Also, you don't need to know a Catch to use it. IIRC, Harry discovered Nicodemus's Catch by using it. And if I use a steel sword or a holy warhammer I'll likely satisfy all sorts of Catches by accident.
As I recall, Harry half figured it out, half guessed, before he made the attempt, so he didn't just completely discover it out of the blue.
And yes, wielding one type of item might let you find a handful of catches out by accident. But this isn't about accidents and serendipity. This is about deliberately, purposefully building a weapon to satisfy even those +1 rebate catches (which means it's something both rare
and very difficult to find out about), and if you're going to exploit a catch on purpose, it does pretty much require you to know what that catch is.
And there's nothing in the setting or the game preventing you from just saying "it's magic". Seriously, nothing.
Explicitly, no. But this is a game system and setting where magic has rules--things it can and cannot do, and how.
I don't see any mention of a wizard being able to just magic up the weakness to something without figuring out and gathering its components--Harry needed to capture sunlight in a hanky to exploit it against the Red Court, he can't just make his magic 'Holy' outside of using Soulfire, and he needed the inherited silver in his amulet to harm the Loup-Garou.
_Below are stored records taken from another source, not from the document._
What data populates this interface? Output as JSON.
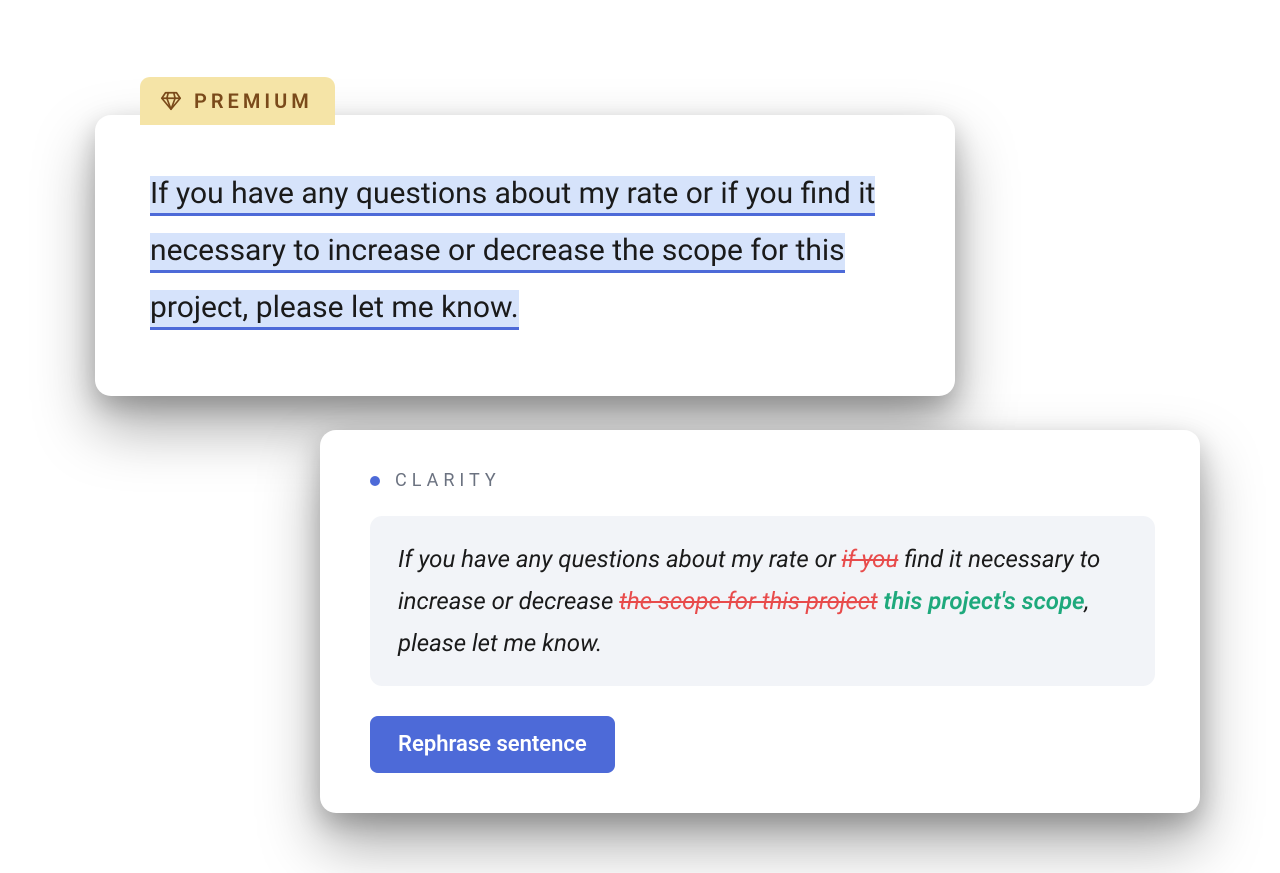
{
  "badge": {
    "label": "PREMIUM"
  },
  "editor": {
    "text": "If you have any questions about my rate or if you find it necessary to increase or decrease the scope for this project, please let me know."
  },
  "suggestion": {
    "category": "CLARITY",
    "parts": {
      "p1": "If you have any questions about my rate or ",
      "s1": "if you",
      "p2": " find it necessary to increase or decrease ",
      "s2": "the scope for this project",
      "a1": "this project's scope",
      "p3": ", please let me know."
    },
    "button_label": "Rephrase sentence"
  }
}
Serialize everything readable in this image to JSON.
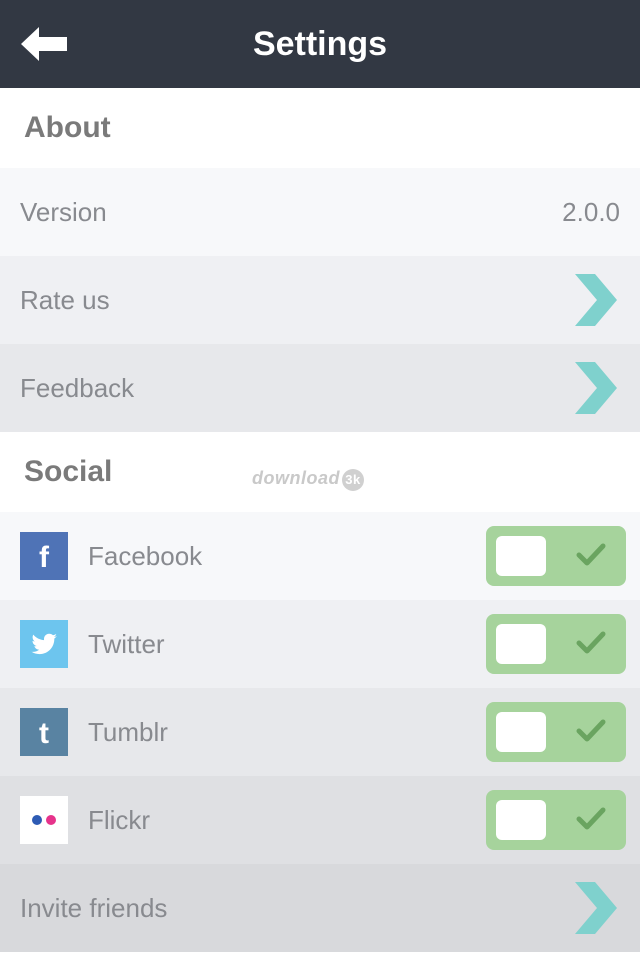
{
  "header": {
    "title": "Settings",
    "back_icon": "arrow-left-icon"
  },
  "about": {
    "title": "About",
    "version_label": "Version",
    "version_value": "2.0.0",
    "rate_label": "Rate us",
    "feedback_label": "Feedback"
  },
  "social": {
    "title": "Social",
    "items": [
      {
        "label": "Facebook",
        "icon": "facebook-icon",
        "enabled": true,
        "icon_color": "#4f73b6"
      },
      {
        "label": "Twitter",
        "icon": "twitter-icon",
        "enabled": true,
        "icon_color": "#6dc5ee"
      },
      {
        "label": "Tumblr",
        "icon": "tumblr-icon",
        "enabled": true,
        "icon_color": "#5983a2"
      },
      {
        "label": "Flickr",
        "icon": "flickr-icon",
        "enabled": true,
        "icon_color": "#ffffff"
      }
    ]
  },
  "invite_label": "Invite friends",
  "watermark": {
    "text": "download",
    "badge": "3k"
  },
  "colors": {
    "header_bg": "#323843",
    "accent_chevron": "#7fd1cd",
    "toggle_on": "#a6d39c",
    "toggle_check": "#6aa460"
  }
}
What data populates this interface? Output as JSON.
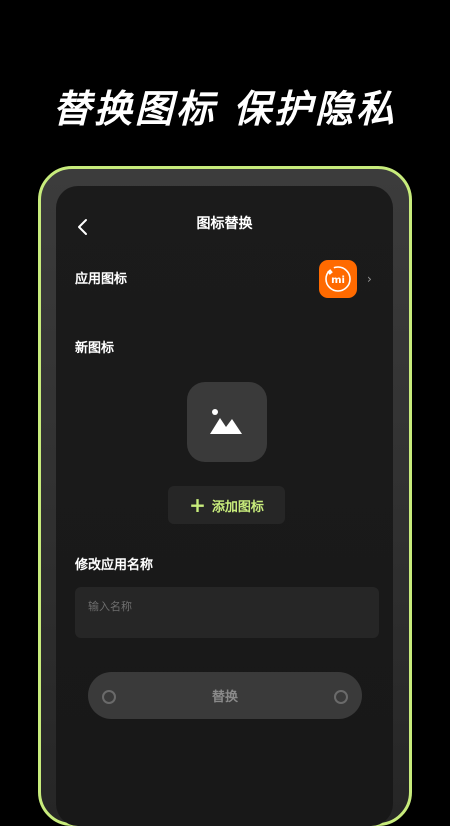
{
  "promo": {
    "headline": "替换图标 保护隐私"
  },
  "header": {
    "title": "图标替换",
    "back_icon": "chevron-left-icon"
  },
  "app_icon_row": {
    "label": "应用图标",
    "icon": "mi-app-icon",
    "icon_color": "#ff6a00",
    "icon_text": "mi"
  },
  "new_icon": {
    "label": "新图标",
    "placeholder_icon": "image-icon",
    "add_button_label": "添加图标"
  },
  "rename": {
    "label": "修改应用名称",
    "placeholder": "输入名称",
    "value": ""
  },
  "submit": {
    "label": "替换"
  },
  "colors": {
    "accent": "#c8ec7c",
    "background": "#000000",
    "panel": "#262626"
  }
}
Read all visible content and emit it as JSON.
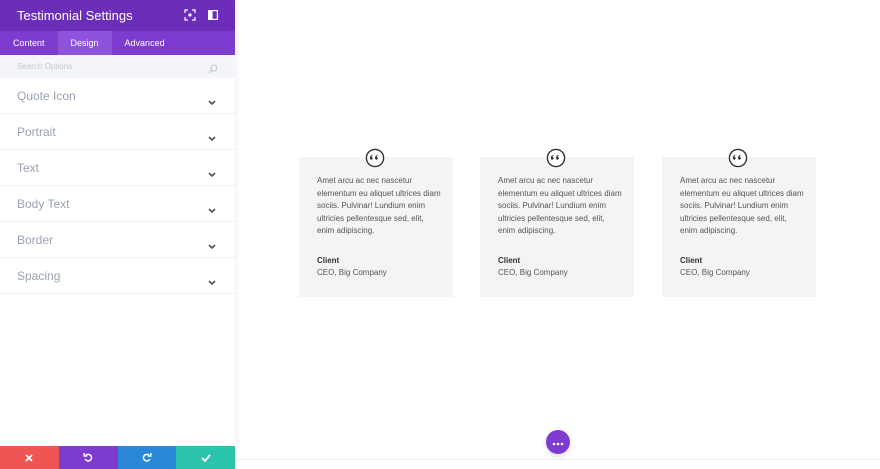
{
  "panel": {
    "title": "Testimonial Settings",
    "tabs": [
      {
        "label": "Content",
        "active": false
      },
      {
        "label": "Design",
        "active": true
      },
      {
        "label": "Advanced",
        "active": false
      }
    ],
    "search": {
      "placeholder": "Search Options"
    },
    "groups": [
      {
        "label": "Quote Icon"
      },
      {
        "label": "Portrait"
      },
      {
        "label": "Text"
      },
      {
        "label": "Body Text"
      },
      {
        "label": "Border"
      },
      {
        "label": "Spacing"
      }
    ],
    "footer": {
      "buttons": [
        "discard-icon",
        "undo-icon",
        "redo-icon",
        "save-check-icon"
      ]
    }
  },
  "preview": {
    "testimonials": [
      {
        "body": "Amet arcu ac nec nascetur elementum eu aliquet ultrices diam sociis. Pulvinar! Lundium enim ultricies pellentesque sed, elit, enim adipiscing.",
        "author": "Client",
        "position": "CEO, Big Company"
      },
      {
        "body": "Amet arcu ac nec nascetur elementum eu aliquet ultrices diam sociis. Pulvinar! Lundium enim ultricies pellentesque sed, elit, enim adipiscing.",
        "author": "Client",
        "position": "CEO, Big Company"
      },
      {
        "body": "Amet arcu ac nec nascetur elementum eu aliquet ultrices diam sociis. Pulvinar! Lundium enim ultricies pellentesque sed, elit, enim adipiscing.",
        "author": "Client",
        "position": "CEO, Big Company"
      }
    ]
  },
  "colors": {
    "header": "#6c2eb9",
    "tabs": "#7e3bd0",
    "tab_active": "#8f52dc",
    "discard": "#ef5555",
    "undo": "#7e3bd0",
    "redo": "#2b87da",
    "save": "#29c4a9",
    "card_bg": "#f4f4f4"
  }
}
So no, the books don't explicitly say you can't justify satisfying a bunch of catches all at once with "it's magic." What they do have is a set of rules for what satisfies what catches, and several examples in the fiction as well as the rulebooks where even strong wizards have to research, collect, and prepare specific catches for specific creatures using the components of those catches.
The rebate value of the catch is explicitly based on how difficult it is to find and use the associated weakness, remember. The Loup Garoux is a terrifying, nigh-unstoppable monster instead of just a somewhat-difficult fight because it paid those extra refresh to have its weakness be something rare. The Black Court were so powerful because their weaknesses weren't widely known, and the publishing of one book with those weaknesses basically broke them.
Knowledge is power, and the whole Toughness/Catch rebate system is based on how difficult it is to find and exploit that knowledge. Giving a power which just gives the power without some serious justification flies in the face of that. There's a reason that the only canon power to do that only exists in three objects in the whole world and is backed up by an extremely powerful sponsor.